Life After Parsing™:
Got My Grammar... uh, now what?
It is astonishing how often people think that the key to building a tool to process a computer (or domain-specific) language is to get a parser.
Its true... in the same sense that playing poker is all about putting the ante into the pot. If you believe this, the other poker players are going to eat you alive. Yes, you have to ante. No, that's not where the game is played.
Only the most trivial computer languages are easy to analyze and transform. The compiler community has been working on this problem for 50 years, and one ignores what they have learned at one's peril. They tell us following technologies are needed to realistically process computer language(s):
- Lexing and Parsing, ... of course. But there are some really nasty problems here, including preprocessors.
- Representation Capture: A way to represent and capture program structure
- Symbol Tables: A mapping between identifiers used in the program, and their meaning (and scope).
- Inference Methods: A way to understand the meaning and consequences of the written code:
- Simple Fact Collection: Inferences that are easy to extract from the program structure.
- Control Flow Analysis: Data about the order in which activities occur in a program.
- Data Flow Analysis: Data about how information flows from one part of the program to another.

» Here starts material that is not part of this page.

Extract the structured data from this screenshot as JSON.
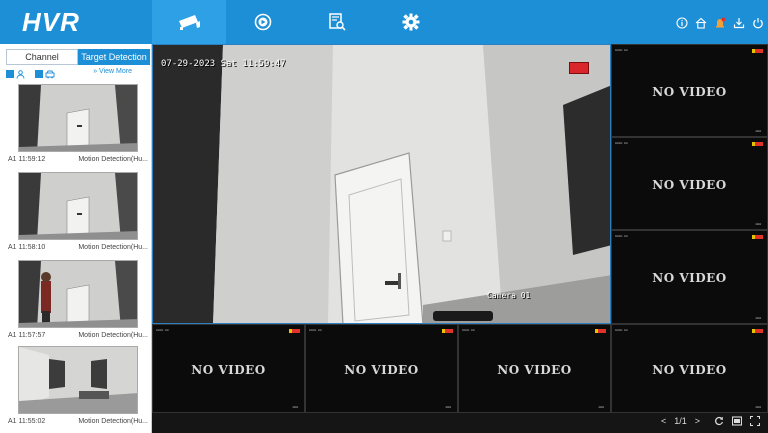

- Symbolic Reasoning: Method to compute complex consequences of semantics and various information flows.
- Pattern Matching and Transformation Capability: Means to find program points that look like places of interest, as well as means to convert one program representation instance into others, to provide optimizations or translation to another representation
- Pretty-Printing: If the representation is modified, one needs to be able to regenerate valid source code from it.
- Multi-module and multi-lingual Integration: Inclusion of other programs in the same or another notation to allow one to process systems of code.

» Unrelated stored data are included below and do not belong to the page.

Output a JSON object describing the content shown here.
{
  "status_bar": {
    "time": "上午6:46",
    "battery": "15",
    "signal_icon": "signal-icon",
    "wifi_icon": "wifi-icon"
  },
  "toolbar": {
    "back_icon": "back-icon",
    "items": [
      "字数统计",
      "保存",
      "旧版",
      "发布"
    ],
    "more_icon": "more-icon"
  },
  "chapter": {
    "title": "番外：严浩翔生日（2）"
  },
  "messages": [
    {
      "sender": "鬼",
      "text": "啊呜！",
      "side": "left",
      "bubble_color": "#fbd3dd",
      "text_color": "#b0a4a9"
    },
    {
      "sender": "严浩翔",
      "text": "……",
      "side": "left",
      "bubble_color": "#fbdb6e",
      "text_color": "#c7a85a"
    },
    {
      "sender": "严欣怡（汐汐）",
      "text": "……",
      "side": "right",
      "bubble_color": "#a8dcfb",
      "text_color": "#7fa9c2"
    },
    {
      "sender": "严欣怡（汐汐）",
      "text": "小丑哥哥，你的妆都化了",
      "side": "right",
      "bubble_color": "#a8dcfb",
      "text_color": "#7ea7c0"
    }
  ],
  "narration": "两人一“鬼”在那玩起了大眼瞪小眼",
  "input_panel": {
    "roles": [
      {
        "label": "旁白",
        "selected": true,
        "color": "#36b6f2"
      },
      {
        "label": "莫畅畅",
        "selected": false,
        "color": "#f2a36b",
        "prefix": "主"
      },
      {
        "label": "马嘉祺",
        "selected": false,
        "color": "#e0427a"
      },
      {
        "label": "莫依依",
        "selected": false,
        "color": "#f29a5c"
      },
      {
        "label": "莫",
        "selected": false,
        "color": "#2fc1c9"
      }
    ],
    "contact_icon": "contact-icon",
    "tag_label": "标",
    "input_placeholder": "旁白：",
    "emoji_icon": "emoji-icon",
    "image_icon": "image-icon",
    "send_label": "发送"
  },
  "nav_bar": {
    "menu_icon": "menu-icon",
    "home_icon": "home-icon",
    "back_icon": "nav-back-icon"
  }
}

Parsing is hard ... but just a distraction
Tools like YACC, JavaCC, ANTLR, and variants are all about parsing and a little bit about AST building. It is a big effort to choose the "right" (lexer and) parser generator, find/create a grammar, wrestle into a form acceptable by a parser generator (lookaheads? ambiguities? context sensitivities?), deciding on how to build a tree, ... Then there's the often surprisingly big struggle to make the parser match what the compilers really accept as opposed to what everbody knows to be true without any further thought (Hey, C source code doesn't have any complications, its a simple language, right? Can't be that hard...oops, what's a trigraph?). Putting together a working parser is enough work so that people tend to focus on just getting that right, paying zero attention to what is needed after that. And that makes them lose sight of the full problem.

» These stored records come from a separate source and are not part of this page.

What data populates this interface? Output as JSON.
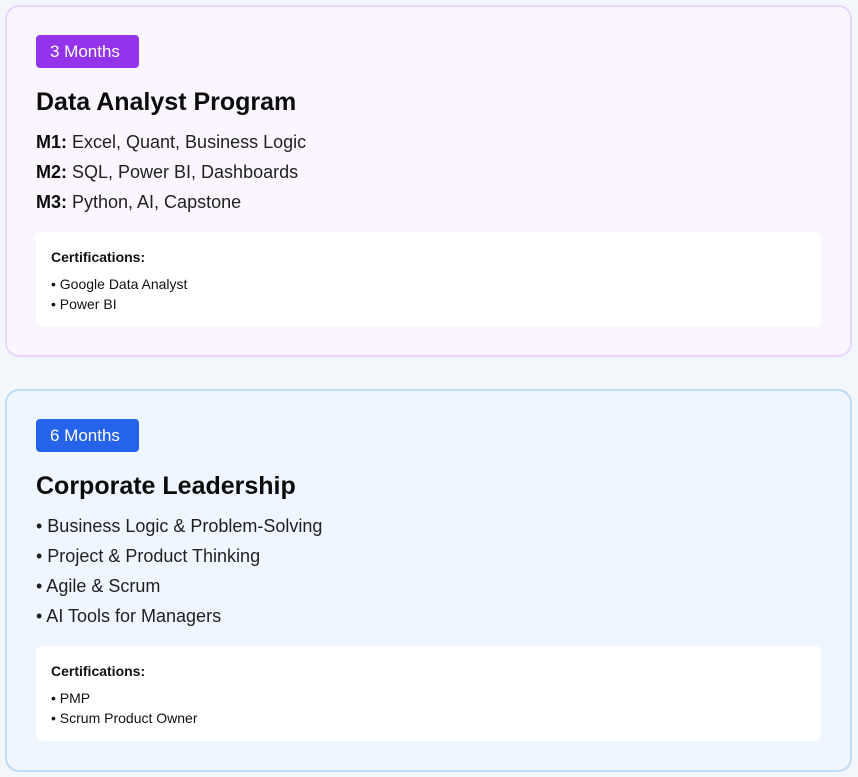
{
  "programs": [
    {
      "badge": "3 Months",
      "title": "Data Analyst Program",
      "modules": [
        {
          "key": "M1:",
          "text": " Excel, Quant, Business Logic"
        },
        {
          "key": "M2:",
          "text": " SQL, Power BI, Dashboards"
        },
        {
          "key": "M3:",
          "text": " Python, AI, Capstone"
        }
      ],
      "certifications_title": "Certifications:",
      "certifications": [
        "• Google Data Analyst",
        "• Power BI"
      ],
      "accent": "#9333ea"
    },
    {
      "badge": "6 Months",
      "title": "Corporate Leadership",
      "topics": [
        "• Business Logic & Problem-Solving",
        "• Project & Product Thinking",
        "• Agile & Scrum",
        "• AI Tools for Managers"
      ],
      "certifications_title": "Certifications:",
      "certifications": [
        "• PMP",
        "• Scrum Product Owner"
      ],
      "accent": "#2563eb"
    }
  ]
}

But success are parsing and tree building is such a small part of the problem that a victory really means very little. Climbing 11,000 feet to the foothills of Everest requires only basic technology: some camping gear and good hiking boots. Any determined clod can get this equipment and climb the foothills. To climb to the peak it is clear that one needs a completely different set of very sophisticated technology (oxygen tanks are pretty different than hiking boots) and a much different climbing process to finish the climb to Everest's peak. Those that attempt the remaining climb with just the basic equipment simply die. Those that have just a parser never really get a useful tool.
Our DMS Software Reengineering Toolkit is that extra technology. Semantic Designs has spent over 17 years building that technology, and proving it on real languages such as COBOL, Java and C++, so that would-be tool builders don't have to reinvent the infrastructure, and can get on with building the tool they really wanted. Along the way, we found that the parsing process could be significantly enhanced.
A Higher Climb
Let us consider these additional mechanisms further. First, what drives the need for this? Our programming languages, like our computers, used to be smaller and simpler: FORTRAN66, COBOL, RPG, BASIC, K&R C, ran on small machines, and were all written in ASCII text in a small number of files. Lots of complications have occured since then:
- Big, complex languges: C99, Enterprise COBOL, Ada2005, Java7, C#4, C++11, Fortran2005, HTML5 each in a variety of dialects... even C isn't small (check out GCC and Microsoft's variants), and Perl is an amazing mess. Language committees can't resist adding new goodies; there tends to be a "me too" race (Java and C# seem to co-evolve furiously). And companies providing compilers have a vested interest in adding features to create customer lock-ins.
- Values in a wide variety of forms and precision: IEEE Floating point, decimal numbers, infinite precision rationals, ...
- Preprocessors, with include files and macros.
- Locale-specific character sets, Unicode in several flavors, EBCDIC
- Embeddings of language fragments into other languages (JavaScript and PHP in HTML, SQL in COBOL, ...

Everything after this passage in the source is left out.